16. In view of these factual matrix, this argument is devoid of substance. Further submission of learned counsel for the appellants/defendants that suit land is ancestral property and therefore, the predeceased daughter had a right to the property is more of frustration than of substance. Though the suit land was part of ancestral property but upon partition, Gajraj Singh became exclusive owner and Bhoomiswami of the land which he admittedly has given to his four daughter/plaintiffs No. 2 to 5 under family arrangement dated 24.11.2000, therefore, it is difficult to accept the submission of the learned counsel that the suit land was an ancestral property. Furthermore, in view of section 164 of MPLRC, there is no question of claim by any heir muchless defendant No.1 the predeceased son of Gajraj Singh’s daughter, during his lifetime.
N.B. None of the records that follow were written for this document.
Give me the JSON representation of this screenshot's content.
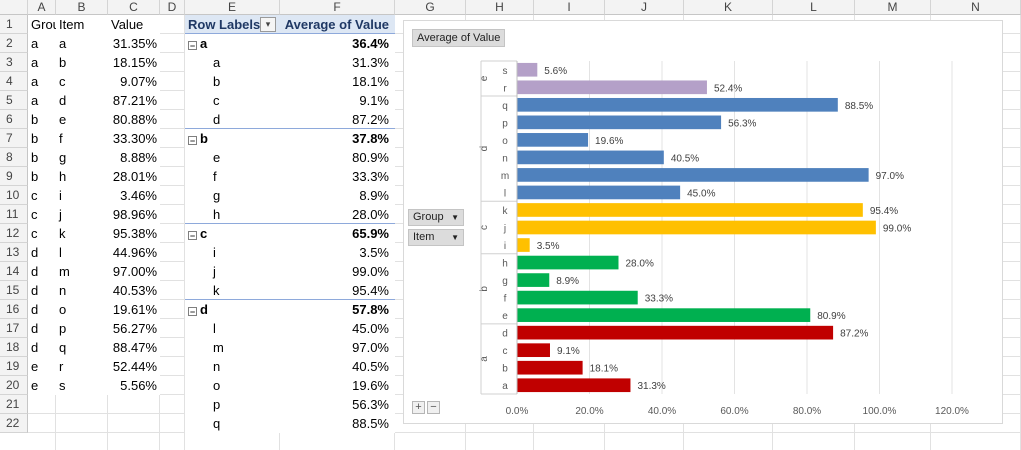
{
  "columns": [
    "A",
    "B",
    "C",
    "D",
    "E",
    "F",
    "G",
    "H",
    "I",
    "J",
    "K",
    "L",
    "M",
    "N"
  ],
  "rows": [
    "1",
    "2",
    "3",
    "4",
    "5",
    "6",
    "7",
    "8",
    "9",
    "10",
    "11",
    "12",
    "13",
    "14",
    "15",
    "16",
    "17",
    "18",
    "19",
    "20",
    "21",
    "22"
  ],
  "source_headers": [
    "Group",
    "Item",
    "Value"
  ],
  "source_rows": [
    [
      "a",
      "a",
      "31.35%"
    ],
    [
      "a",
      "b",
      "18.15%"
    ],
    [
      "a",
      "c",
      "9.07%"
    ],
    [
      "a",
      "d",
      "87.21%"
    ],
    [
      "b",
      "e",
      "80.88%"
    ],
    [
      "b",
      "f",
      "33.30%"
    ],
    [
      "b",
      "g",
      "8.88%"
    ],
    [
      "b",
      "h",
      "28.01%"
    ],
    [
      "c",
      "i",
      "3.46%"
    ],
    [
      "c",
      "j",
      "98.96%"
    ],
    [
      "c",
      "k",
      "95.38%"
    ],
    [
      "d",
      "l",
      "44.96%"
    ],
    [
      "d",
      "m",
      "97.00%"
    ],
    [
      "d",
      "n",
      "40.53%"
    ],
    [
      "d",
      "o",
      "19.61%"
    ],
    [
      "d",
      "p",
      "56.27%"
    ],
    [
      "d",
      "q",
      "88.47%"
    ],
    [
      "e",
      "r",
      "52.44%"
    ],
    [
      "e",
      "s",
      "5.56%"
    ]
  ],
  "pivot": {
    "header_labels": "Row Labels",
    "header_value": "Average of Value",
    "rows": [
      {
        "label": "a",
        "value": "36.4%",
        "group": true
      },
      {
        "label": "a",
        "value": "31.3%",
        "group": false
      },
      {
        "label": "b",
        "value": "18.1%",
        "group": false
      },
      {
        "label": "c",
        "value": "9.1%",
        "group": false
      },
      {
        "label": "d",
        "value": "87.2%",
        "group": false
      },
      {
        "label": "b",
        "value": "37.8%",
        "group": true
      },
      {
        "label": "e",
        "value": "80.9%",
        "group": false
      },
      {
        "label": "f",
        "value": "33.3%",
        "group": false
      },
      {
        "label": "g",
        "value": "8.9%",
        "group": false
      },
      {
        "label": "h",
        "value": "28.0%",
        "group": false
      },
      {
        "label": "c",
        "value": "65.9%",
        "group": true
      },
      {
        "label": "i",
        "value": "3.5%",
        "group": false
      },
      {
        "label": "j",
        "value": "99.0%",
        "group": false
      },
      {
        "label": "k",
        "value": "95.4%",
        "group": false
      },
      {
        "label": "d",
        "value": "57.8%",
        "group": true
      },
      {
        "label": "l",
        "value": "45.0%",
        "group": false
      },
      {
        "label": "m",
        "value": "97.0%",
        "group": false
      },
      {
        "label": "n",
        "value": "40.5%",
        "group": false
      },
      {
        "label": "o",
        "value": "19.6%",
        "group": false
      },
      {
        "label": "p",
        "value": "56.3%",
        "group": false
      },
      {
        "label": "q",
        "value": "88.5%",
        "group": false
      }
    ]
  },
  "chart_ui": {
    "field_button": "Average of Value",
    "filter_group": "Group",
    "filter_item": "Item",
    "plus": "+",
    "minus": "−"
  },
  "colors": {
    "a": "#c00000",
    "b": "#00b050",
    "c": "#ffc000",
    "d": "#4f81bd",
    "e": "#b4a0c8"
  },
  "chart_data": {
    "type": "bar",
    "orientation": "horizontal",
    "title": "Average of Value",
    "xlim": [
      0,
      120
    ],
    "xticks": [
      "0.0%",
      "20.0%",
      "40.0%",
      "60.0%",
      "80.0%",
      "100.0%",
      "120.0%"
    ],
    "groups": [
      {
        "name": "e",
        "items": [
          {
            "label": "s",
            "value": 5.6,
            "text": "5.6%"
          },
          {
            "label": "r",
            "value": 52.4,
            "text": "52.4%"
          }
        ]
      },
      {
        "name": "d",
        "items": [
          {
            "label": "q",
            "value": 88.5,
            "text": "88.5%"
          },
          {
            "label": "p",
            "value": 56.3,
            "text": "56.3%"
          },
          {
            "label": "o",
            "value": 19.6,
            "text": "19.6%"
          },
          {
            "label": "n",
            "value": 40.5,
            "text": "40.5%"
          },
          {
            "label": "m",
            "value": 97.0,
            "text": "97.0%"
          },
          {
            "label": "l",
            "value": 45.0,
            "text": "45.0%"
          }
        ]
      },
      {
        "name": "c",
        "items": [
          {
            "label": "k",
            "value": 95.4,
            "text": "95.4%"
          },
          {
            "label": "j",
            "value": 99.0,
            "text": "99.0%"
          },
          {
            "label": "i",
            "value": 3.5,
            "text": "3.5%"
          }
        ]
      },
      {
        "name": "b",
        "items": [
          {
            "label": "h",
            "value": 28.0,
            "text": "28.0%"
          },
          {
            "label": "g",
            "value": 8.9,
            "text": "8.9%"
          },
          {
            "label": "f",
            "value": 33.3,
            "text": "33.3%"
          },
          {
            "label": "e",
            "value": 80.9,
            "text": "80.9%"
          }
        ]
      },
      {
        "name": "a",
        "items": [
          {
            "label": "d",
            "value": 87.2,
            "text": "87.2%"
          },
          {
            "label": "c",
            "value": 9.1,
            "text": "9.1%"
          },
          {
            "label": "b",
            "value": 18.1,
            "text": "18.1%"
          },
          {
            "label": "a",
            "value": 31.3,
            "text": "31.3%"
          }
        ]
      }
    ]
  }
}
As such, the defendant No.1 does not acquire any right to suit property and therefore, the sale deed executed by him in favour of defendant No.2 was null and void. 17. In view of the facts and circumstances of the case, the concurrent finding of facts recorded by the Courts below do not give any rise to any question of law much less substantial question of law warranting interference of this Court, appeal sans merit and is therefore, dismissed.